Private Prisons the Only Winner in Immigrant Children Tragedy
An industry that makes money when more people are imprisoned and imprisoned longer.
It is still breaking America’s heart.
Fathers, mothers and children from Central America and Mexico who were seeking asylum from violence, including rape and death threats, were greeted at the American border with a so-called “zero-tolerance” policy that willfully separated the children from their families.
The Department of Homeland Security estimates that 2,342 children have been separated in the last month.
Lawyers and medical providers who visited three youth shelters described playrooms of crying preschool children in crisis.
Criminalizing Asylum-Seeking
President Trump Wednesday afternoon signed an Executive Order to end family separations at the Mexican borders. The document contains no guarantee to reunite the families of the 2,342 children already separated. These kids, many as young as toddlers, are in HHS facilities throughout the country.
Plaintiffs in a lawsuit to stop family separation contend Trump’s action is as worthless as the fantasies he spins on his Twitter feed.
The “zero tolerance” policy will still be in effect, so children will remain with their asylum-seeking parents while the parents are prosecuted for “illegal” border crossing, possibly violating a 1997 court settlement that limits the amount of time a child can be held in custody.
Does anyone believe that this is a remedy to our immigration crisis?
Private Sector Prisons
Immigrant detention is feathering the nests of the two major private prison companies that have contracts with Immigration and Customs Enforcement (ICE) to lock up immigrants. Both the GEO Group and CoreCivic (formerly CCA) are quite bullish on revenue and profits as “for-profit immigrant jails spread across South Texas and nationally.”
The Major Players
- CoreCivic is the former Corrections Corporation of America (CCA). It counts on 51 percent of its revenue from our federal government, operating 22 facilities holding over 25,000 prisoners. The name change was brought about in part because of the company’s history of understaffing its facilities, causing violence and resulting lawsuits. Accordingly, CoreCivic lost 22 percent of its share price over the last year. Trump’s public stance on jailing immigrants has the stock currently on the rise.
- The GEO Group (formerly Wackenhut), the largest private prison company in the world, now claims 65,000 beds at 74 for-profit jails throughout the country. The company reported 2016 revenue of $2.18 billion, was up from $1.69 billion in 2015. Approximately 63 percent of its revenue is derived from contracts with the federal Bureau of Prisons (BOP) and ICE.
Today, private prison companies manage nearly three-quarters of all immigrants detained by the US government. This windfall has allowed the top executives ofCoreCivic and Geo Group to receive compensation packages worth well over $3 million annually.
Mass incarceration for Americans
Today, the US holds 25 percent of all prisoners in the world , despite it being only 5 percent of total global population. (Immigrant detention is a small portion.) Think of it: the US imprisons more people, in both per capita and absolute terms, than Russia, China and Iran.
The question is, who benefits from locking up more people than anyone else on the planet?
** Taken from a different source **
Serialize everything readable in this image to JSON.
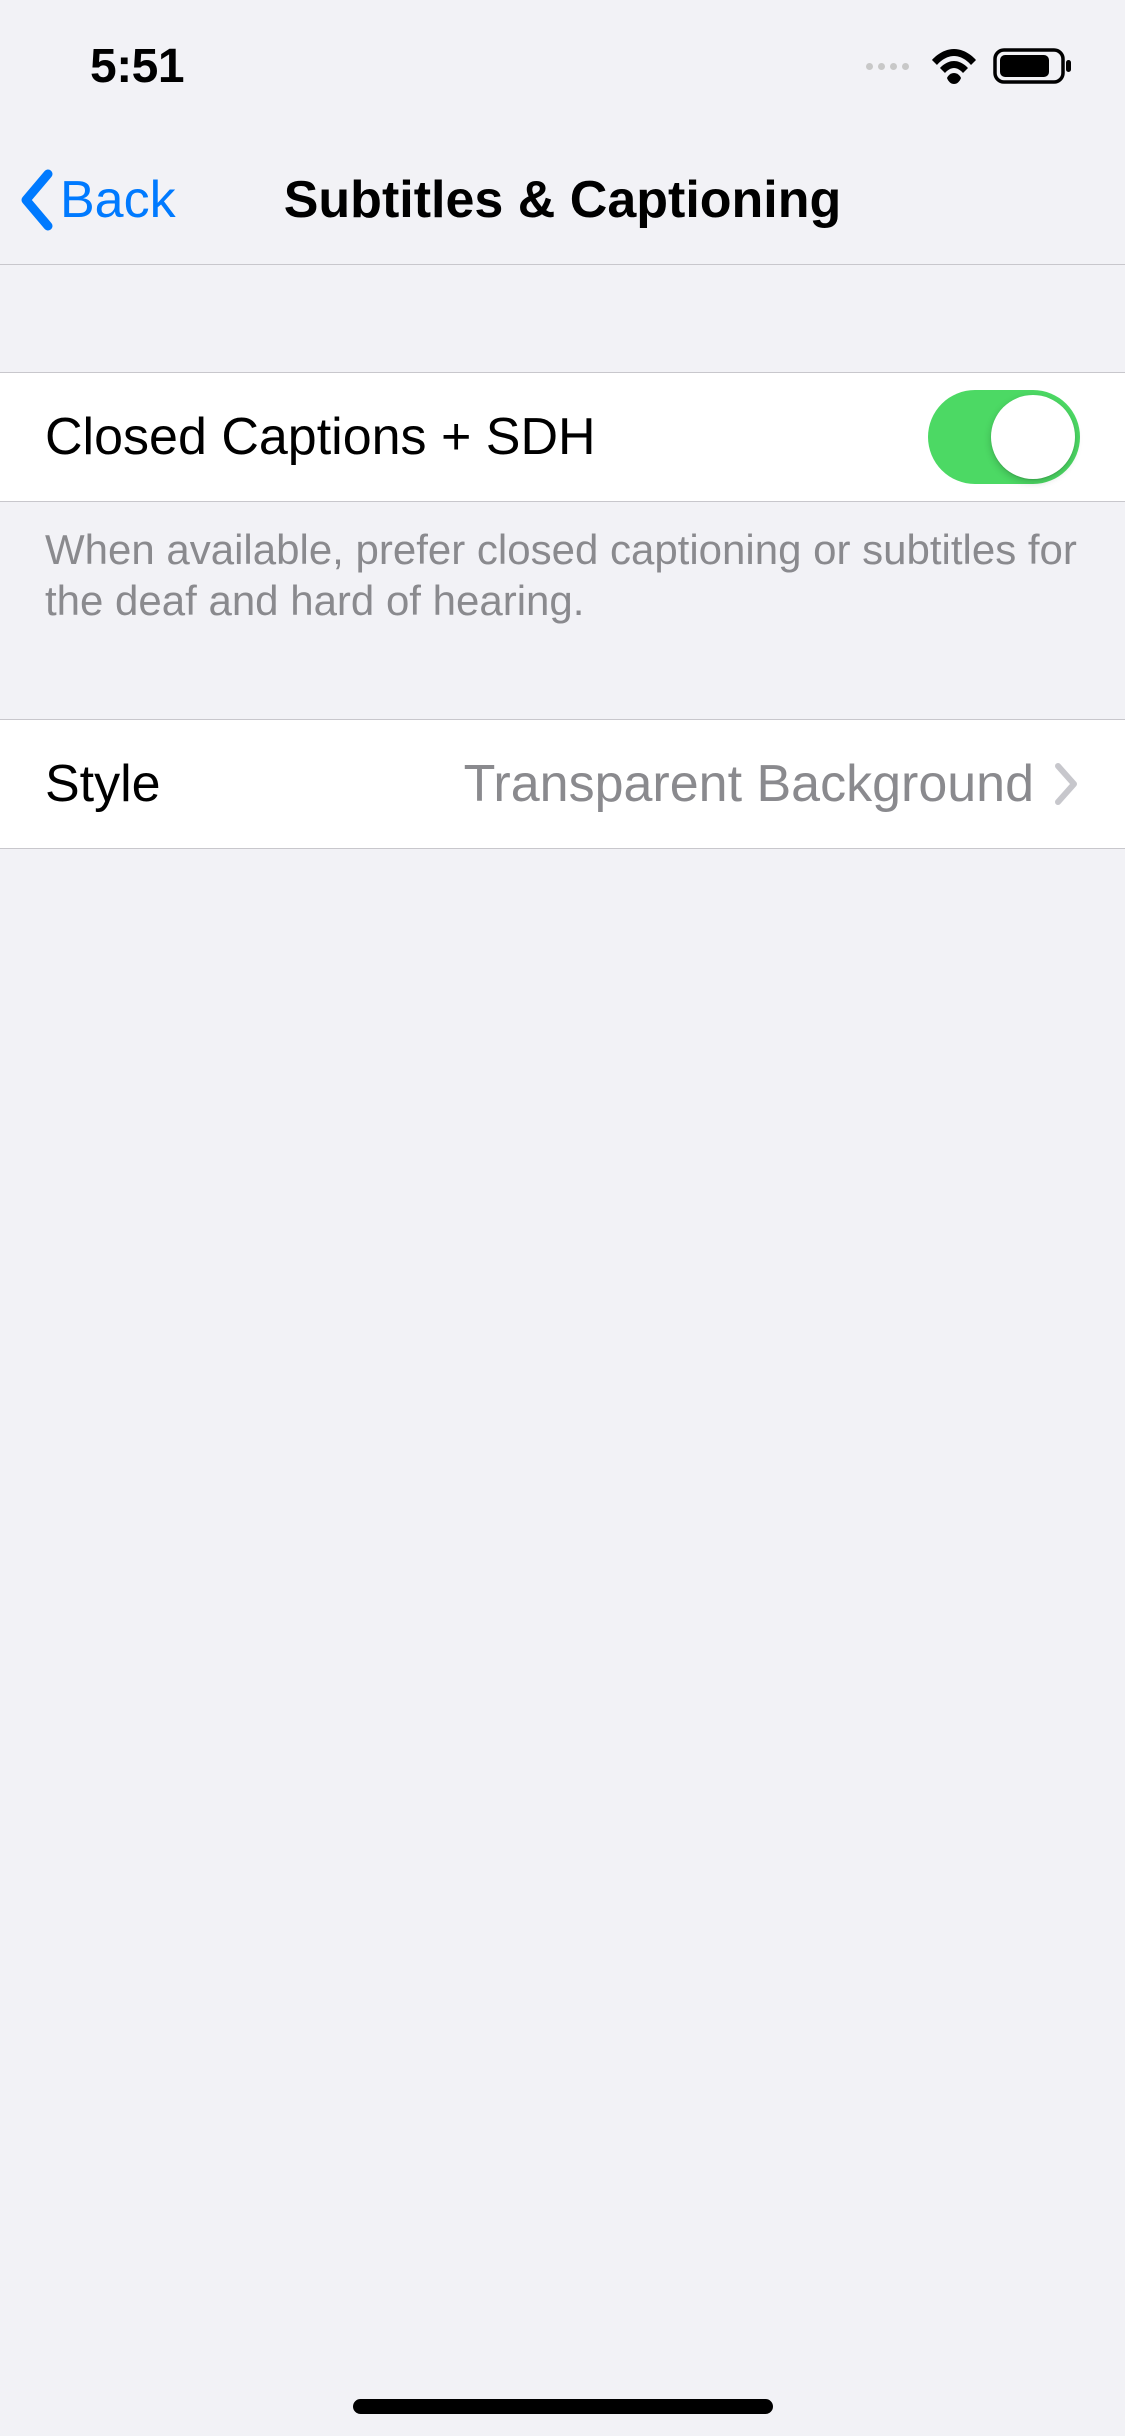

Crime rates ebb and flow, and statistical correlations between bulging prisons and street safety tend to be subjective. So, if not society, who benefits?
A clue for this comes from the 2010 annual report of the then Corrections Corporation of America (CCA), which states in part: “The demand for our facilities and services could be adversely affected by…leniency in conviction or parole standards and sentencing practices...” Did CCA reveal that its business model depends on mass incarceration? Oh, yes indeed.
Read This:
The Huffington Post a few years ago published a two-part substantive and groundbreaking article, titled Prisoners of Profit, that told the story of a “private prison empire” that is still thriving despite “a startling record of juvenile abuse.” If you read one article on private prisons (besides mine, of course), make it this one.
‘Kids for Cash’
The toxic mixture of privatization and youth imprisonment made big headlines several years ago in Luzerne County, PA, and its city of Wilkes Barre. A recounting of this tragedy may serve as a stern reminder that kids are vulnerable even in our own backyard.
You’ve probably heard the story. Two judges, Mark Ciavarella and Michael Conahan, made a deal with Robert Mericle, the builder of two for-profit youth detention facilities, that went like this: The judges would receive over $2 million in kickbacks from Mericle in exchange for a steady flow of young offenders to the private jails.
Inappropriately harsh sentences were meted out to the youth of Luzerne County. Kids received hard time imposed by the crooked judges for offenses such as “mocking a principal on MySpace, trespassing in a vacant building or shoplifting DVDs at a Wal-Mart.” A devil’s pact damaged numerous families.
A 2009 plea agreement that would impose mere seven-year sentences for both judges was rejected by a federal district court judge, who cited an utter lack of remorse. That year, a federal grand jury returned a 48-count indictment against the “Kids for Cash” judges. In the end, Conahan pled guilty and received a 17 and a half-year sentence. Ciavarella was defiant until the end and got 28 years.